Am Kulturforum liegt die größte Kulturbaustelle Berlins. Das neue Haus der Nationalgalerie »Berlin Modern« soll 2026 eröffnen. Die seit Jahrzehnten unwirtliche städtebauliche Situation am Kulturforum ist damit nicht gelöst. Klaus Biesenbach will jetzt Blumenkübel und Pflanztröge aufstellen und er würde gern die Straße zwischen Neuer Nationalgalerie und dem Neubau für den Autoverkehr schließen. Wie stehen Sie zu den Plänen? Und haben Sie eigene für das Kulturforum?

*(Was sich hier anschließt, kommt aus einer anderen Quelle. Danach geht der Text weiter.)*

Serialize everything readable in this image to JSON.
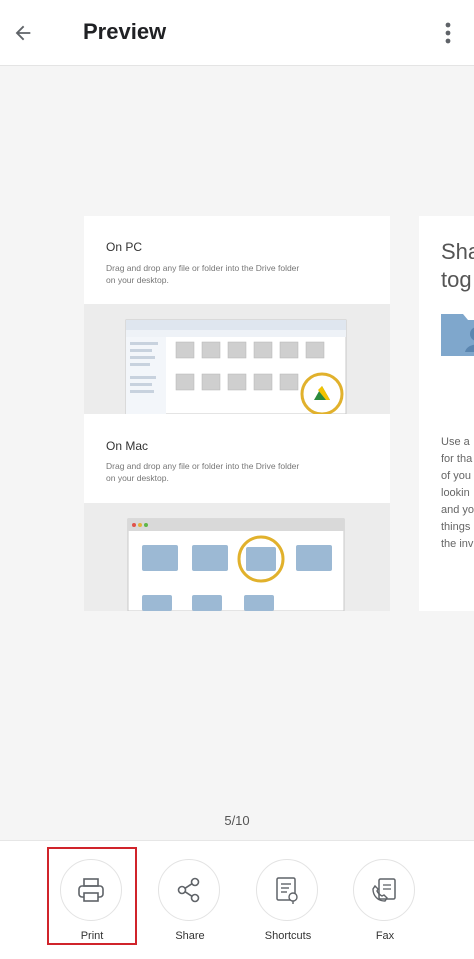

Die Pläne von Klaus Biesenbach gefallen mir sogar sehr gut. Im Neubau steckt eine große Chance. Das Areal birgt in der Tat noch Potenzial. Der Mauerfall liegt über dreißig Jahre zurück, und ich begrüße es sehr, dass die benachbarten Einrichtungen sich zu einer gemeinsamen Aktion zusammentun. Dafür wurden schon erste Schritte getan – in dezentralen Ausstellungen, Stadtgesprächen und Kunstaktionen, zum Bespiel auch der Festakt im vergangenen Jahr mit Konzerten und einer Sperrung der Straße. Das Kulturforum soll ein Ort werden, der zum Verweilen einlädt. Ein idealer Treffpunkt, der Bildungsstätte und Kunstoase gleichzeitig ist. Auch die Pläne für die Begrünung des Areals finde ich sehr gut. Für den geplanten »Museumsgarten« stellen wir – gemeinsam mit der Beauftragten der Bundesregierung für Kultur und Medien – Fördermittel bereit. Beim Thema Autoverkehr ist aber selbstverständlich meine Kollegin Manja Schreiner im Lead. Wir werden uns zur gegebenen Zeit mit diesem Thema beschäftigen.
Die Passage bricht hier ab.